Pour Alexia, installée depuis 15 ans, Londres a cela dit toujours été vécue comme une « expérience temporaire » par beaucoup. « C’est une vie relativement pas facile et très chère. » Et l’inflation récente n’a pas dû améliorer les choses. Jeff cite le cas d’amies notamment parties à cause du « niveau de vie » et évoque un changement par rapport aux ‘turnovers’ d’avant, les derniers lui semblant davantage concerner les « connaissances qui étaient là depuis longtemps ».
Bien sûr, ces changements ne sont pas simples à vivre, y compris pour ceux qui restent. « J’ai l’habitude d’avoir un cercle d’amis assez restreint mais très soudé, raconte Maude. Et avoir à se refaire des connaissances tous les 2-3 ans, c’est pas toujours facile. Il faut sortir, se forcer à faire des activités. Alors il y a les réseaux sociaux et les groupes de Français, c’est bien, mais voilà, c’est toujours un peu une épreuve ».
« Tu crées des amitiés solides, te confies, partages cette expérience d’expat’ qui est parfois faite de solitude puis qu’ici, nous n’avons pas notre famille et ce sont justement ces amis qui deviennent notre famille, raconte de son côté Alexia. Je comprends ceux qui ne veulent pas faire toute leur vie à Londres mais il y a eu une période où je n’en pouvais plus de dire au revoir et je ne voulais plus faire la connaissance de personne. »
Certains et certaines se posent aussi même la question d’emboîter le pas à leurs amis. « J’ai trois bons copains qui sont partis ou sont sur le départ cette année. Et me retrouve, encore une fois, seule. D’autant que je n’ai pas de conjoint, confie Audrey, à Londres depuis 7 ans. Au point de vraiment me poser la question de rentrer en France, où les gens – étant dans leur pays – ont tendance à rester et où je pourrai être plus proche de ma famille et de mes amis d’enfance. »

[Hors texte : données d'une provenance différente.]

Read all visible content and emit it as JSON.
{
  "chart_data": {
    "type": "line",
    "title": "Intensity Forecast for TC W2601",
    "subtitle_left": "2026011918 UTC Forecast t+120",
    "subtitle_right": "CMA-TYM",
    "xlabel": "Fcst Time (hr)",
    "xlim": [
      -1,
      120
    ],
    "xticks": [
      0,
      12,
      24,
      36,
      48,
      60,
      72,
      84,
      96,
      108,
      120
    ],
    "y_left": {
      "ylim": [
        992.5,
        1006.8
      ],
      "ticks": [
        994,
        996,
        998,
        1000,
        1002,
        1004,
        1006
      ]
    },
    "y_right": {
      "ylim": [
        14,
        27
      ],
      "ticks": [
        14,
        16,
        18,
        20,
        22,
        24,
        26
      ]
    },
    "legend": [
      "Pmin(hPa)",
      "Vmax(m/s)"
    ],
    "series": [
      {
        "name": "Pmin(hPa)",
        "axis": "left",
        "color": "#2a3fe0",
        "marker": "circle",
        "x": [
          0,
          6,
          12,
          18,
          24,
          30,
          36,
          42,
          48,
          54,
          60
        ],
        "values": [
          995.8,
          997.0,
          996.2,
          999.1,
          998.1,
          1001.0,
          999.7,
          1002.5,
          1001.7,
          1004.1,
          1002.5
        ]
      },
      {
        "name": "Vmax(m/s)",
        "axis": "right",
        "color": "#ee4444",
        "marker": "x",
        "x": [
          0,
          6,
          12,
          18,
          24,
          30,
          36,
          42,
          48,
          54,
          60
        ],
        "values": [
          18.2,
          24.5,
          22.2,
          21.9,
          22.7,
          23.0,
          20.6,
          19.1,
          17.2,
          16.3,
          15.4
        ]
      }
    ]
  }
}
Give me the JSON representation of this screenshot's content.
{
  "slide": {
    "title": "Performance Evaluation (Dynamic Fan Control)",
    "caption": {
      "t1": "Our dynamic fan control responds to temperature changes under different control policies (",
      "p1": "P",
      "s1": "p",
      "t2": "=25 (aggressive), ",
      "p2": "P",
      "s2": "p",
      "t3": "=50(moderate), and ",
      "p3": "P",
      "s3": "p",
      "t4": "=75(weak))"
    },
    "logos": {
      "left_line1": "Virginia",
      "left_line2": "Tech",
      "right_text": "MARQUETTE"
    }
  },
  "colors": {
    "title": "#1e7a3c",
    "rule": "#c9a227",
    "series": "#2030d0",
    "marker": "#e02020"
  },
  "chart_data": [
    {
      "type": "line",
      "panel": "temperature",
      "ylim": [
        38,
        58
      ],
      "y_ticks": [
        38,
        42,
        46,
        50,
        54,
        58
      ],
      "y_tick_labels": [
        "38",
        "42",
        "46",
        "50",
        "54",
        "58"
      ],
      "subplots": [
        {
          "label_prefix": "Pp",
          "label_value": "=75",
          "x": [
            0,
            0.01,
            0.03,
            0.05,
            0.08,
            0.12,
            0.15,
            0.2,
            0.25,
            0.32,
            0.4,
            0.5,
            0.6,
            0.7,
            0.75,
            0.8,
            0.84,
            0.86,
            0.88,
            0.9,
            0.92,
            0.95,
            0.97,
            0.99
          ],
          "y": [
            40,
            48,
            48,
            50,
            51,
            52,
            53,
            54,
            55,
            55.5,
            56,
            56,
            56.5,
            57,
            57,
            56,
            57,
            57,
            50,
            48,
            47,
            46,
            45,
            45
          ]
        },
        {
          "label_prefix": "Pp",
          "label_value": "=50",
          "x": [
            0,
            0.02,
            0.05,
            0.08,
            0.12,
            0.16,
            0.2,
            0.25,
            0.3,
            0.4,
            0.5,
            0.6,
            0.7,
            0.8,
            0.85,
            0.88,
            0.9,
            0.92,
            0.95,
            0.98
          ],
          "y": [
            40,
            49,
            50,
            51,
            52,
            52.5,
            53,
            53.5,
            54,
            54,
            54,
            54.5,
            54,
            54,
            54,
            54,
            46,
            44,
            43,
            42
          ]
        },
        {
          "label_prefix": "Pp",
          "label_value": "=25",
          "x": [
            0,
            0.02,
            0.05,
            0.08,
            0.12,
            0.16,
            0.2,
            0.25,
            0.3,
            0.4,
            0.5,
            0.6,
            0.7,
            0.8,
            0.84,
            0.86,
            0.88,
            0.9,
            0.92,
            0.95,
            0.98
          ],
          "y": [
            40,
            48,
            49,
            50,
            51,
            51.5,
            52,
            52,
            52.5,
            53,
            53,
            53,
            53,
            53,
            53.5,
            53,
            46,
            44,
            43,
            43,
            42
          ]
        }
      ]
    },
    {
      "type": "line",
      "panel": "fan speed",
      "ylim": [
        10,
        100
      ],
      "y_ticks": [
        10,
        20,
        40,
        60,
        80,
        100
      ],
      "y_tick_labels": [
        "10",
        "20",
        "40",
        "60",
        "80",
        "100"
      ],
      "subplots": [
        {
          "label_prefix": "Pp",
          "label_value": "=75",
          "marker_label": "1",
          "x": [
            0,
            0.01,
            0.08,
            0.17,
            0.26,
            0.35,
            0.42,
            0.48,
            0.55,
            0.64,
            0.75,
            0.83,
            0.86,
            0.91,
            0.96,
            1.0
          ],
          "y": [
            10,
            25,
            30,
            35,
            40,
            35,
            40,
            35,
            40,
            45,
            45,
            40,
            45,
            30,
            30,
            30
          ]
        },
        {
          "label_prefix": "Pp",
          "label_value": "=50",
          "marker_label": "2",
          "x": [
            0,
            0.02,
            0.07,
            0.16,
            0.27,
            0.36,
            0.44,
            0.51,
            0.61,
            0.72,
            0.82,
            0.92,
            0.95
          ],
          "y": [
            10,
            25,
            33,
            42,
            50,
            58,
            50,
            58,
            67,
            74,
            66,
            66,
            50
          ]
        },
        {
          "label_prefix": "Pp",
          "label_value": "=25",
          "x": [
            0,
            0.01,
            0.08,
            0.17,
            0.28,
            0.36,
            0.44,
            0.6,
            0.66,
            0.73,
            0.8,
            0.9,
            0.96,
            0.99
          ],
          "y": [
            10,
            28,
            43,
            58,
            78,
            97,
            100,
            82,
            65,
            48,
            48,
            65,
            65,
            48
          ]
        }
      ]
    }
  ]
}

Mais partir n’est bien sûr pas toujours une solution. Beaucoup ont justement des conjoints (pas forcément français), des enfants bien intégrés. Sans compter que, selon les secteurs, le fait de retrouver un emploi en France peut ne pas être simple. Certains ont aussi monté des entreprises, sont assez ancrés à Londres. « Ces départs font réfléchir mais non, ça ne me fait pas changer d’avis. Surtout que le travail accompli ici, ces dernières années, pourrait avoir un arrière-goût de ‘tout ça pour rien’, à mon sens, s’il était abandonné si tôt », indique Jeff, travaillant dans le secteur culturel.

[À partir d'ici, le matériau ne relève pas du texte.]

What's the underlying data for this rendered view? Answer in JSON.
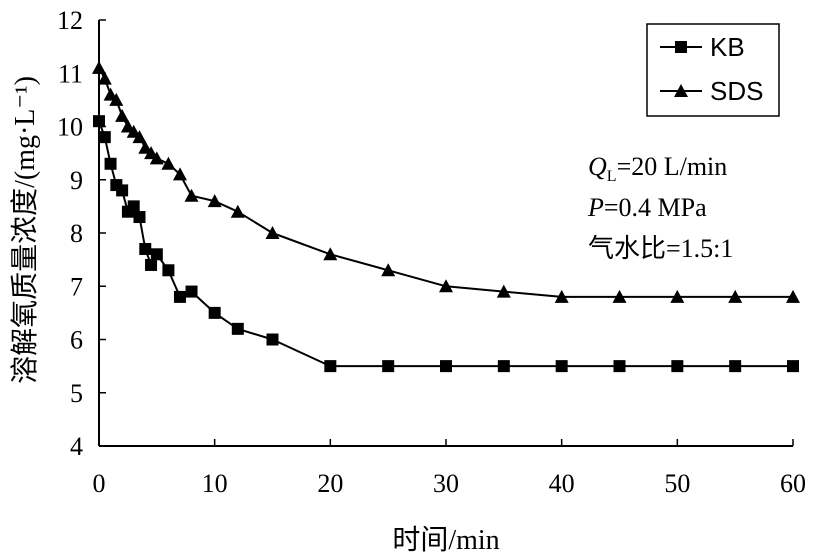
{
  "chart_data": {
    "type": "line",
    "xlabel": "时间/min",
    "ylabel": "溶解氧质量浓度/(mg·L⁻¹)",
    "xlim": [
      0,
      60
    ],
    "ylim": [
      4,
      12
    ],
    "xticks": [
      0,
      10,
      20,
      30,
      40,
      50,
      60
    ],
    "yticks": [
      4,
      5,
      6,
      7,
      8,
      9,
      10,
      11,
      12
    ],
    "grid": false,
    "legend": "top-right",
    "series": [
      {
        "name": "KB",
        "marker": "square",
        "color": "#000000",
        "x": [
          0,
          0.5,
          1,
          1.5,
          2,
          2.5,
          3,
          3.5,
          4,
          4.5,
          5,
          6,
          7,
          8,
          10,
          12,
          15,
          20,
          25,
          30,
          35,
          40,
          45,
          50,
          55,
          60
        ],
        "y": [
          10.1,
          9.8,
          9.3,
          8.9,
          8.8,
          8.4,
          8.5,
          8.3,
          7.7,
          7.4,
          7.6,
          7.3,
          6.8,
          6.9,
          6.5,
          6.2,
          6.0,
          5.5,
          5.5,
          5.5,
          5.5,
          5.5,
          5.5,
          5.5,
          5.5,
          5.5
        ]
      },
      {
        "name": "SDS",
        "marker": "triangle",
        "color": "#000000",
        "x": [
          0,
          0.5,
          1,
          1.5,
          2,
          2.5,
          3,
          3.5,
          4,
          4.5,
          5,
          6,
          7,
          8,
          10,
          12,
          15,
          20,
          25,
          30,
          35,
          40,
          45,
          50,
          55,
          60
        ],
        "y": [
          11.1,
          10.9,
          10.6,
          10.5,
          10.2,
          10.0,
          9.9,
          9.8,
          9.6,
          9.5,
          9.4,
          9.3,
          9.1,
          8.7,
          8.6,
          8.4,
          8.0,
          7.6,
          7.3,
          7.0,
          6.9,
          6.8,
          6.8,
          6.8,
          6.8,
          6.8
        ]
      }
    ],
    "annotations": {
      "line1_var": "Q",
      "line1_sub": "L",
      "line1_rest": "=20 L/min",
      "line2_var": "P",
      "line2_rest": "=0.4 MPa",
      "line3": "气水比=1.5:1"
    }
  }
}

Pour Sara, arrivée il y a 5 ans, la question de rentrer à Paris ne se pose vraiment pas. « Je gagne mieux ma vie, me sens plus à l’aise ici et trouve que les gens sont plus ouverts. Et puis cela reste quand même très facile de rencontrer du monde, malgré le ‘turnover’. » Pour autant, elle reconnaît qu’elle cherche désormais plus à se lier aux gens ayant pour projet de rester quelque peu. Un aspect qu’Alexia juge plus facile avec l’âge. « Je pense que ce phénomène de rencontrer des gens temporairement était beaucoup plus présent entre 20 et 30 ans. Cela devient plus facile dans la trentaine. Ceux qui ne viennent que pour l’expérience sont déjà repartis. »

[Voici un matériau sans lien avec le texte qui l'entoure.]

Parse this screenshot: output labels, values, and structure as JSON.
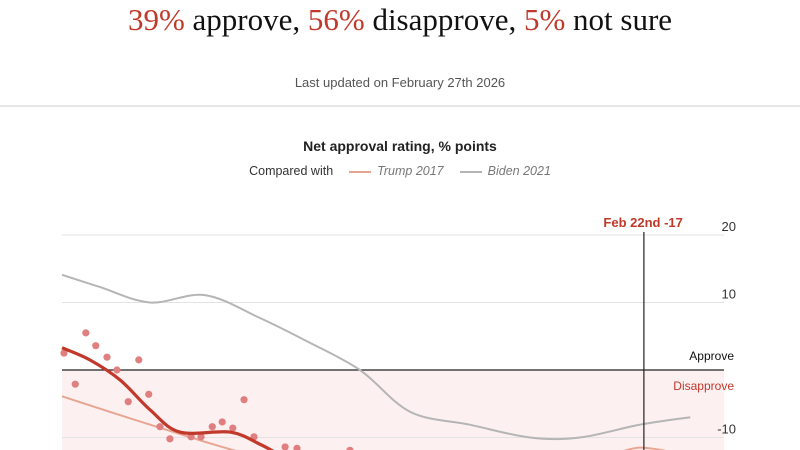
{
  "headline": {
    "approve_pct": "39%",
    "approve_label": " approve, ",
    "disapprove_pct": "56%",
    "disapprove_label": " disapprove, ",
    "notsure_pct": "5%",
    "notsure_label": " not sure"
  },
  "updated": "Last updated on February 27th 2026",
  "colors": {
    "accent": "#c0392b",
    "trump2017": "#e8a592",
    "biden2021": "#b5b5b5",
    "dots": "#e07f7f",
    "disapprove_fill": "#fdf0f1"
  },
  "chart_data": {
    "type": "line",
    "title": "Net approval rating, % points",
    "legend_prefix": "Compared with",
    "legend": [
      "Trump 2017",
      "Biden 2021"
    ],
    "legend_placement": "top",
    "ylim": [
      -12,
      20
    ],
    "xlim": [
      0,
      100
    ],
    "yticks": [
      "20",
      "10",
      "-10"
    ],
    "zero_labels": {
      "above": "Approve",
      "below": "Disapprove"
    },
    "grid": true,
    "cursor": {
      "x": 87.9,
      "label": "Feb 22nd -17"
    },
    "series": [
      {
        "name": "Biden 2021",
        "x": [
          0,
          5.7,
          13.3,
          21.6,
          29.9,
          36.7,
          45,
          52.6,
          61.6,
          70.7,
          78.2,
          87.3,
          94.9
        ],
        "y": [
          14.1,
          12.3,
          10,
          11.1,
          7.7,
          4.4,
          0,
          -6.2,
          -8.1,
          -10,
          -10,
          -8.1,
          -7
        ]
      },
      {
        "name": "Trump 2017",
        "x": [
          0,
          8.8,
          20.8,
          28.4,
          83,
          87.3,
          93
        ],
        "y": [
          -3.9,
          -6.7,
          -10.4,
          -12.6,
          -12.6,
          -11.5,
          -12.3
        ],
        "break_after": 3
      },
      {
        "trend": true,
        "x": [
          0,
          4.2,
          8.8,
          13.3,
          17.8,
          25.4,
          29.9,
          32.9
        ],
        "y": [
          3.3,
          1.5,
          -1.5,
          -5.9,
          -9.2,
          -9.2,
          -11,
          -12.6
        ]
      }
    ],
    "polls": {
      "x": [
        0.3,
        2.0,
        3.6,
        5.1,
        6.8,
        8.3,
        10.0,
        11.6,
        13.1,
        14.8,
        16.3,
        19.5,
        21.0,
        22.7,
        24.2,
        25.8,
        27.5,
        29.0,
        33.7,
        35.5,
        43.5
      ],
      "y": [
        2.5,
        -2.1,
        5.5,
        3.6,
        1.9,
        0,
        -4.7,
        1.5,
        -3.6,
        -8.4,
        -10.2,
        -9.9,
        -9.9,
        -8.4,
        -7.7,
        -8.6,
        -4.4,
        -9.9,
        -11.4,
        -11.6,
        -11.9
      ]
    }
  }
}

« Si l’expatriation est enrichissante, elle peut être aussi usante », note la psychothérapeute Leila Dubois-Barnes, qui conseille de s’autoriser des retours réguliers dans son pays d’origine. « La perte d’amis peut s’accompagner de sentiments d’abandon, de manque de base sécurisante voire raviver des ruptures ou des deuils. » La professionnelle suggère de s’interroger sur ses réactions, mais aussi de verbaliser son ressenti, éventuellement à l’ami qui part et de conserver des liens au-delà du départ par le biais de messages, d’appels et, bien sûr, de réfléchir à des retrouvailles à un endroit donné. Un point qui séduit particulièrement Sara, désormais avec des amis dans divers pays (Canada, Suisse, France, Espagne) et qui préfère voir les choses de manière résolument positive. « C’est bien, c’est inspirant ! Et ça permet de tisser un réseau un peu partout dans le monde. »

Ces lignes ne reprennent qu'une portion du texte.